3. They are not assholes. They don't shove ads down your throat or ask for donation five times a day, or block really essential features behind a paywall.
If these three criteria are met, I donate money to them, although never automatically recurrent payment. Only one-time donations, sometimes repeatedly.
This way, I have donated to or bought paid versions of-
1. Linux Mint
2. Blender
3. Ebookdroid (android reader app)
4. Lithium (Epub reader app)
5. Qbittorrent
6. Infinity (privacy-focused reddit client that lets you download videos)
It is. My point was that in my experience, people who can afford to pay for a tool they use don't unless they have to, so I'd be surprised if they'd donate to an open source project.
What I'm wondering is - where would donated money actually go?
I'm reminded of disease research charities where most of the money goes to administrative overhead and the people doing the work and making the breakthroughs don't see any of it.

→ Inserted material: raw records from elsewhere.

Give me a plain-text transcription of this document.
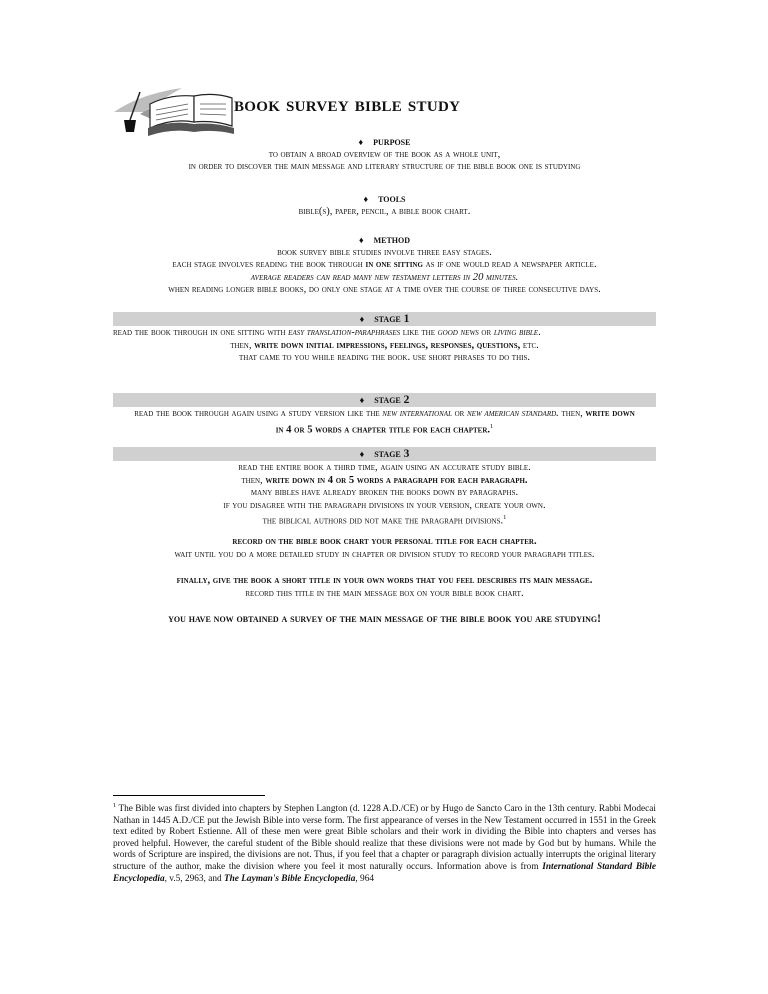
book survey bible study
♦ purpose
to obtain a broad overview of the book as a whole unit,
in order to discover the main message and literary structure of the bible book one is studying
♦ tools
bible(s), paper, pencil, a bible book chart.
♦ method
book survey bible studies involve three easy stages.
each stage involves reading the book through in one sitting as if one would read a newspaper article.
average readers can read many new testament letters in 20 minutes.
when reading longer bible books, do only one stage at a time over the course of three consecutive days.
♦ stage 1
read the book through in one sitting with easy translation-paraphrases like the good news or living bible.
then, write down initial impressions, feelings, responses, questions, etc.
that came to you while reading the book. use short phrases to do this.
♦ stage 2
read the book through again using a study version like the new international or new american standard. then, write down in 4 or 5 words a chapter title for each chapter.$^1$
♦ stage 3
read the entire book a third time, again using an accurate study bible.
then, write down in 4 or 5 words a paragraph for each paragraph.
many bibles have already broken the books down by paragraphs.
if you disagree with the paragraph divisions in your version, create your own.
the biblical authors did not make the paragraph divisions.$^1$
record on the bible book chart your personal title for each chapter.
wait until you do a more detailed study in chapter or division study to record your paragraph titles.
finally, give the book a short title in your own words that you feel describes its main message.
record this title in the main message box on your bible book chart.
you have now obtained a survey of the main message of the bible book you are studying!
$^1$ The Bible was first divided into chapters by Stephen Langton (d. 1228 A.D./CE) or by Hugo de Sancto Caro in the 13th century. Rabbi Modecai Nathan in 1445 A.D./CE put the Jewish Bible into verse form. The first appearance of verses in the New Testament occurred in 1551 in the Greek text edited by Robert Estienne. All of these men were great Bible scholars and their work in dividing the Bible into chapters and verses has proved helpful. However, the careful student of the Bible should realize that these divisions were not made by God but by humans. While the words of Scripture are inspired, the divisions are not. Thus, if you feel that a chapter or paragraph division actually interrupts the original literary structure of the author, make the division where you feel it most naturally occurs. Information above is from International Standard Bible Encyclopedia, v.5, 2963, and The Layman's Bible Encyclopedia, 964
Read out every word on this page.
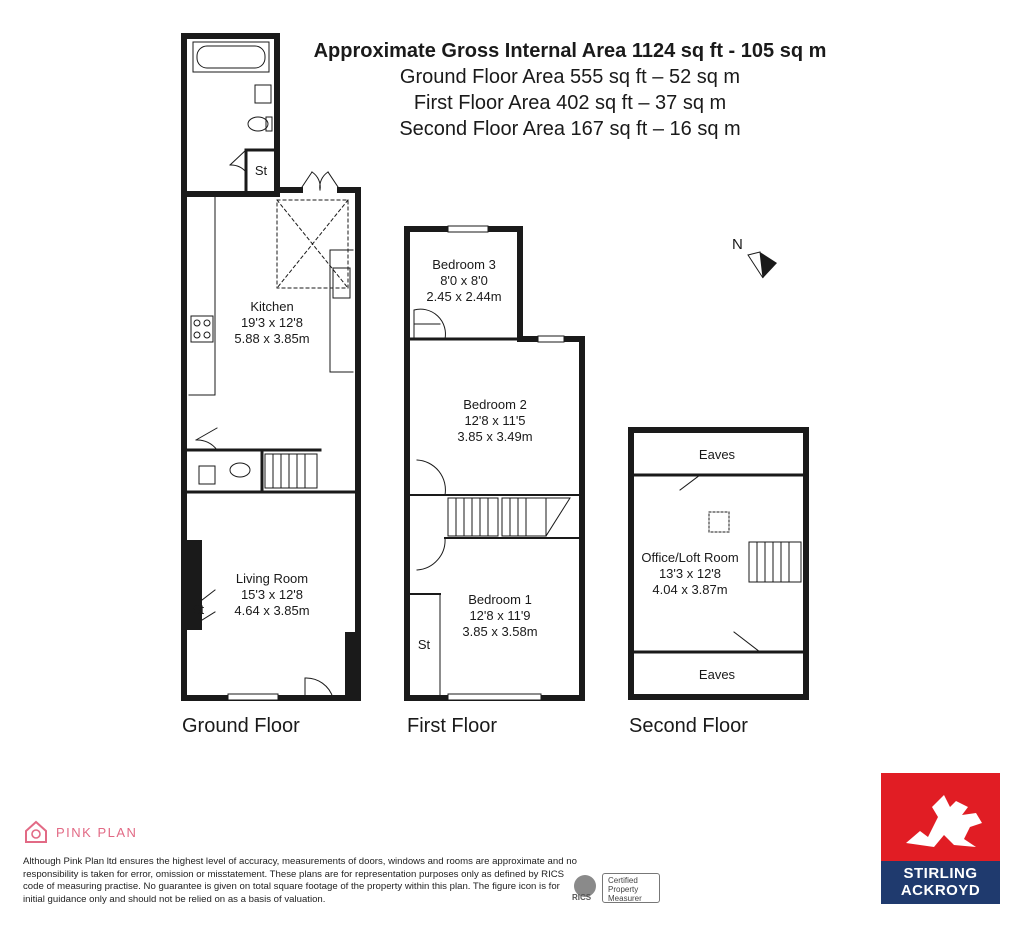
Approximate Gross Internal Area 1124 sq ft - 105 sq m
Ground Floor Area 555 sq ft – 52 sq m
First Floor Area 402 sq ft – 37 sq m
Second Floor Area 167 sq ft – 16 sq m
N
St
Kitchen
19'3 x 12'8
5.88 x 3.85m
Living Room
15'3 x 12'8
4.64 x 3.85m
St
Bedroom 3
8'0 x 8'0
2.45 x 2.44m
Bedroom 2
12'8 x 11'5
3.85 x 3.49m
Bedroom 1
12'8 x 11'9
3.85 x 3.58m
St
Eaves
Office/Loft Room
13'3 x 12'8
4.04 x 3.87m
Eaves
Ground Floor	First Floor	Second Floor
PINK PLAN
Although Pink Plan ltd ensures the highest level of accuracy, measurements of doors, windows and rooms are approximate and no responsibility is taken for error, omission or misstatement. These plans are for representation purposes only as defined by RICS code of measuring practise. No guarantee is given on total square footage of the property within this plan. The figure icon is for initial guidance only and should not be relied on as a basis of valuation.	RICS
Certified
Property
Measurer
STIRLING
ACKROYD
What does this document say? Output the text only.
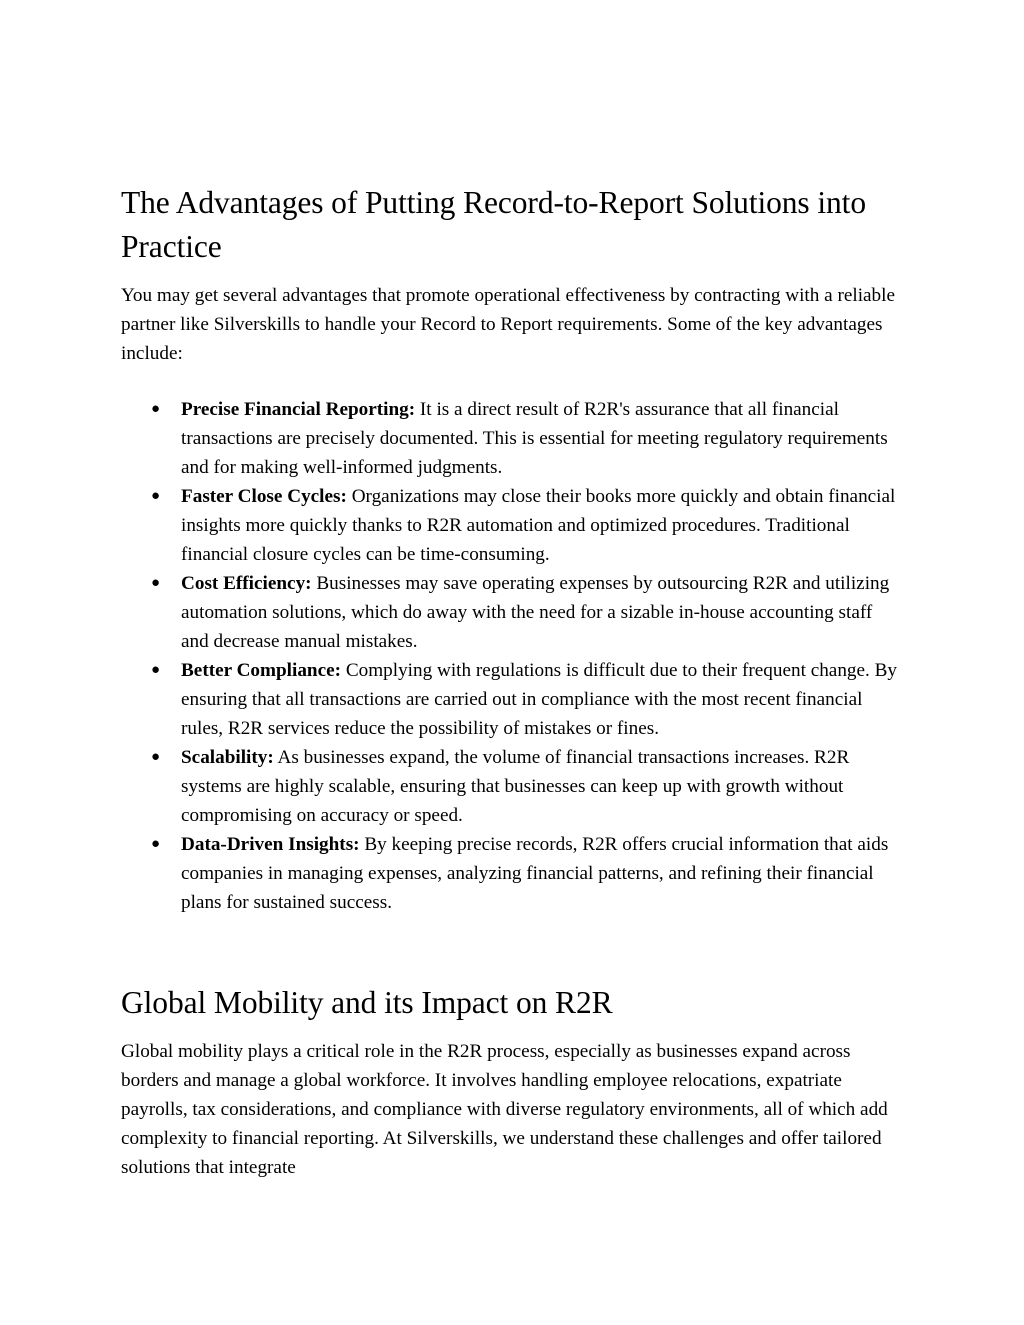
The Advantages of Putting Record-to-Report Solutions into Practice

You may get several advantages that promote operational effectiveness by contracting with a reliable partner like Silverskills to handle your Record to Report requirements. Some of the key advantages include:

● Precise Financial Reporting: It is a direct result of R2R's assurance that all financial transactions are precisely documented. This is essential for meeting regulatory requirements and for making well-informed judgments.
● Faster Close Cycles: Organizations may close their books more quickly and obtain financial insights more quickly thanks to R2R automation and optimized procedures. Traditional financial closure cycles can be time-consuming.
● Cost Efficiency: Businesses may save operating expenses by outsourcing R2R and utilizing automation solutions, which do away with the need for a sizable in-house accounting staff and decrease manual mistakes.
● Better Compliance: Complying with regulations is difficult due to their frequent change. By ensuring that all transactions are carried out in compliance with the most recent financial rules, R2R services reduce the possibility of mistakes or fines.
● Scalability: As businesses expand, the volume of financial transactions increases. R2R systems are highly scalable, ensuring that businesses can keep up with growth without compromising on accuracy or speed.
● Data-Driven Insights: By keeping precise records, R2R offers crucial information that aids companies in managing expenses, analyzing financial patterns, and refining their financial plans for sustained success.
Global Mobility and its Impact on R2R

Global mobility plays a critical role in the R2R process, especially as businesses expand across borders and manage a global workforce. It involves handling employee relocations, expatriate payrolls, tax considerations, and compliance with diverse regulatory environments, all of which add complexity to financial reporting. At Silverskills, we understand these challenges and offer tailored solutions that integrate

I typically choose privacy and security related projects, individuals, and causes, these can be big projects like Signal, or regular donations for things like https://www.openrightsgroup.org/ , or random donations to smaller projects (that are sometimes individuals and mostly OSS but it being OSS isn't the core criteria).
I also include small charities that do things like refurbish old company laptops by servicing and installing Ubuntu and then providing them to schools and causes that cannot afford them.
It's mostly stable with a little scatter gun, I keep track in my monthly budget and just hover around that 10% mark. When I sold shares, I did extend the tithe to that too.
Edit: I am not religious but did learn of tithes when I was young and it seemed like a good thing that some religions do and I figured that if I started when young I'd never notice it. Mostly I don't notice it (though when I was saving for a mortgage I did stop and think I would've achieved it a lot sooner were I to not have the tithe - I stopped for a few months when I moved but slowly restored it).